Correlation Between CIBC Flexible and Purpose Global
Can any of the company-specific risk be diversified away by investing in both CIBC Flexible and Purpose Global at the same time? Although using a correlation coefficient on its own may not help to predict future stock returns, this module helps to understand the diversifiable risk of combining CIBC Flexible and Purpose Global into the same portfolio, which is an essential part of the fundamental portfolio management process.
By analyzing existing cross correlation between CIBC Flexible Yield and Purpose Global Bond, you can compare the effects of market volatilities on CIBC Flexible and Purpose Global and check how they will diversify away market risk if combined in the same portfolio for a given time horizon. You can also utilize pair trading strategies of matching a long position in CIBC Flexible with a short position of Purpose Global. Check out your portfolio center. Please also check ongoing floating volatility patterns of CIBC Flexible and Purpose Global.
Diversification Opportunities for CIBC Flexible and Purpose Global
0.97 | Correlation Coefficient |
Almost no diversification
The 3 months correlation between CIBC and Purpose is 0.97. Overlapping area represents the amount of risk that can be diversified away by holding CIBC Flexible Yield and Purpose Global Bond in the same portfolio, assuming nothing else is changed. The correlation between historical prices or returns on Purpose Global Bond and CIBC Flexible is a relative statistical measure of the degree to which these equity instruments tend to move together. The correlation coefficient measures the extent to which returns on CIBC Flexible Yield are associated (or correlated) with Purpose Global. Values of the correlation coefficient range from -1 to +1, where.
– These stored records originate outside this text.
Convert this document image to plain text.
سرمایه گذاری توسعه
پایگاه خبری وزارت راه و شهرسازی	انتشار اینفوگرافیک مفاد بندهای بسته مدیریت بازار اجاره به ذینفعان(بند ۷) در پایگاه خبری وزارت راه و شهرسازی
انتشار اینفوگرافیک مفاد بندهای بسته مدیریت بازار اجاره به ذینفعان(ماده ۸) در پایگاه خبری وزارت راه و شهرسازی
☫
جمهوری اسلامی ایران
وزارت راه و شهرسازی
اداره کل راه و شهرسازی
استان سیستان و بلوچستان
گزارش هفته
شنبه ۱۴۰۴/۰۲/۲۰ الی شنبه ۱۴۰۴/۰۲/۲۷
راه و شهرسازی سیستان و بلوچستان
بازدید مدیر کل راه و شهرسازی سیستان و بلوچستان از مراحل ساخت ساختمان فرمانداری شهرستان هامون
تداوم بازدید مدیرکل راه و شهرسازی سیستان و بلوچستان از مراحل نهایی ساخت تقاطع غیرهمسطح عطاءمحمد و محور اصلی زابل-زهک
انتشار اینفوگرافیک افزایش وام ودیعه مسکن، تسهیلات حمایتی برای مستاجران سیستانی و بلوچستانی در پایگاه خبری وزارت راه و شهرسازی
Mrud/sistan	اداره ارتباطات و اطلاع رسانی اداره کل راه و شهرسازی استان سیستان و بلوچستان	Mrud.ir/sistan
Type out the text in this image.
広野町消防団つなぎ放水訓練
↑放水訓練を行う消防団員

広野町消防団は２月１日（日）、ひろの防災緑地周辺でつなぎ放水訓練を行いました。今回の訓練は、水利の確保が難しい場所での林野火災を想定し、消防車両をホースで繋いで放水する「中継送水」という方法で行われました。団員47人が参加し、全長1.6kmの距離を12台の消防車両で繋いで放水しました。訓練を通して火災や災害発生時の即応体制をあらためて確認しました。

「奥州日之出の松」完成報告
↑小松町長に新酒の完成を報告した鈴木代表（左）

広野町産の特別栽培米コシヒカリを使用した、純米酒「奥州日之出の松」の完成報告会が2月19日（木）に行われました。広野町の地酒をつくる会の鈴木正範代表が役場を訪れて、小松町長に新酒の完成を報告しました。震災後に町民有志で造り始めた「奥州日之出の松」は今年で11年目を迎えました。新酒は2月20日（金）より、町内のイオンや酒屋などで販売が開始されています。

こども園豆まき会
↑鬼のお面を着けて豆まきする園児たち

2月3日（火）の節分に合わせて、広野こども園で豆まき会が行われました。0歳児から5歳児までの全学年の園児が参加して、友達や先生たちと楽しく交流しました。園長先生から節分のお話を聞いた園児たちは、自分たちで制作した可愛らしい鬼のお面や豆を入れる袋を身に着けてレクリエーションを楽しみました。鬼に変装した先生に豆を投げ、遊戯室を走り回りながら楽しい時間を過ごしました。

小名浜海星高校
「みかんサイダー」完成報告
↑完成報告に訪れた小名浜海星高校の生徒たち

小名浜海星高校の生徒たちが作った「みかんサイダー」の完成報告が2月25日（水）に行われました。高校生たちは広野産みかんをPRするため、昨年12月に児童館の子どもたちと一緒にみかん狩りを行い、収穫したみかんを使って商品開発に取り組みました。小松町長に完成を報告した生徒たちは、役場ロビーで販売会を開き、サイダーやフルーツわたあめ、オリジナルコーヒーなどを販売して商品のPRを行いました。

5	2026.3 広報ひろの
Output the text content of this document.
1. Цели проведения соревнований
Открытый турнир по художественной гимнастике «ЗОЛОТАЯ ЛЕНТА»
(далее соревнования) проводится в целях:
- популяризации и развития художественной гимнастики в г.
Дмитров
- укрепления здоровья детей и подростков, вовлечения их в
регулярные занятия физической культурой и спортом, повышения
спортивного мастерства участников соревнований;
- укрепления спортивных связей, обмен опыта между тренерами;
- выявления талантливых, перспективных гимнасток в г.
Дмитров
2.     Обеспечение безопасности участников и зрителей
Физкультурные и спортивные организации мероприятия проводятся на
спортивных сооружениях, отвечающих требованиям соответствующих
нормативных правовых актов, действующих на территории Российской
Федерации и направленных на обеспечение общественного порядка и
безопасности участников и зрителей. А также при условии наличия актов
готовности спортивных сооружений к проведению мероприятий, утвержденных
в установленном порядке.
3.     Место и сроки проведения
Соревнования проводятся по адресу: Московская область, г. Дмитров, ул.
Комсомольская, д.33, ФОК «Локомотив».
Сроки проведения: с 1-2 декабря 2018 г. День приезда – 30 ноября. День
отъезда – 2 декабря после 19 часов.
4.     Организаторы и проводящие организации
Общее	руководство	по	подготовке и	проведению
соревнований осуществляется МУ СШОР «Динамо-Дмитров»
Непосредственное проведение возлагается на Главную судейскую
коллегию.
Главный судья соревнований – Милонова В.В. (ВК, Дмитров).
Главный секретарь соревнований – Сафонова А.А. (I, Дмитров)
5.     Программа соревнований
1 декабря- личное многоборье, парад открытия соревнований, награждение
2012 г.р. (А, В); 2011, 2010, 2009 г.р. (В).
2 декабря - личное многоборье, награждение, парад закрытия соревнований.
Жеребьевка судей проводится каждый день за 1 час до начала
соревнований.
The correlation of zero (0) is possible when the price movement of Purpose Global Bond has no effect on the direction of CIBC Flexible i.e., CIBC Flexible and Purpose Global go up and down completely randomly.
Pair Corralation between CIBC Flexible and Purpose Global
Assuming the 90 days trading horizon CIBC Flexible is expected to generate 2.07 times less return on investment than Purpose Global. But when comparing it to its historical volatility, CIBC Flexible Yield is 1.56 times less risky than Purpose Global. It trades about 0.2 of its potential returns per unit of risk. Purpose Global Bond is currently generating about 0.27 of returns per unit of risk over similar time horizon. If you would invest 1,722 in Purpose Global Bond on April 21, 2025 and sell it today you would earn a total of 65.00 from holding Purpose Global Bond or generate 3.77% return on investment over 90 days.
Time Period | 3 Months [change] |
Direction | Moves Together |
Strength | Very Strong |
Accuracy | 100.0% |
Values | Daily Returns |
CIBC Flexible Yield vs. Purpose Global Bond
Performance |
Timeline |
CIBC Flexible Yield |
Purpose Global Bond |
CIBC Flexible and Purpose Global Volatility Contrast
Predicted Return Density |
Returns |
Pair Trading with CIBC Flexible and Purpose Global
The main advantage of trading using opposite CIBC Flexible and Purpose Global positions is that it hedges away some unsystematic risk. Because of two separate transactions, even if CIBC Flexible position performs unexpectedly, Purpose Global can make up some of the losses. Pair trading also minimizes risk from directional movements in the market. For example, if an entire industry or sector drops because of unexpected headlines, the short position in Purpose Global will offset losses from the drop in Purpose Global's long position.CIBC Flexible vs. CIBC Active Investment | CIBC Flexible vs. CIBC Active Investment | CIBC Flexible vs. CIBC Conservative Fixed | CIBC Flexible vs. CIBC Core Fixed |
Purpose Global vs. Dynamic Active Preferred | Purpose Global vs. Mackenzie Floating Rate | Purpose Global vs. Purpose Total Return | Purpose Global vs. Purpose Core Dividend |
Check out your portfolio center.Note that this page's information should be used as a complementary analysis to find the right mix of equity instruments to add to your existing portfolios or create a brand new portfolio. You can also try the Risk-Return Analysis module to view associations between returns expected from investment and the risk you assume.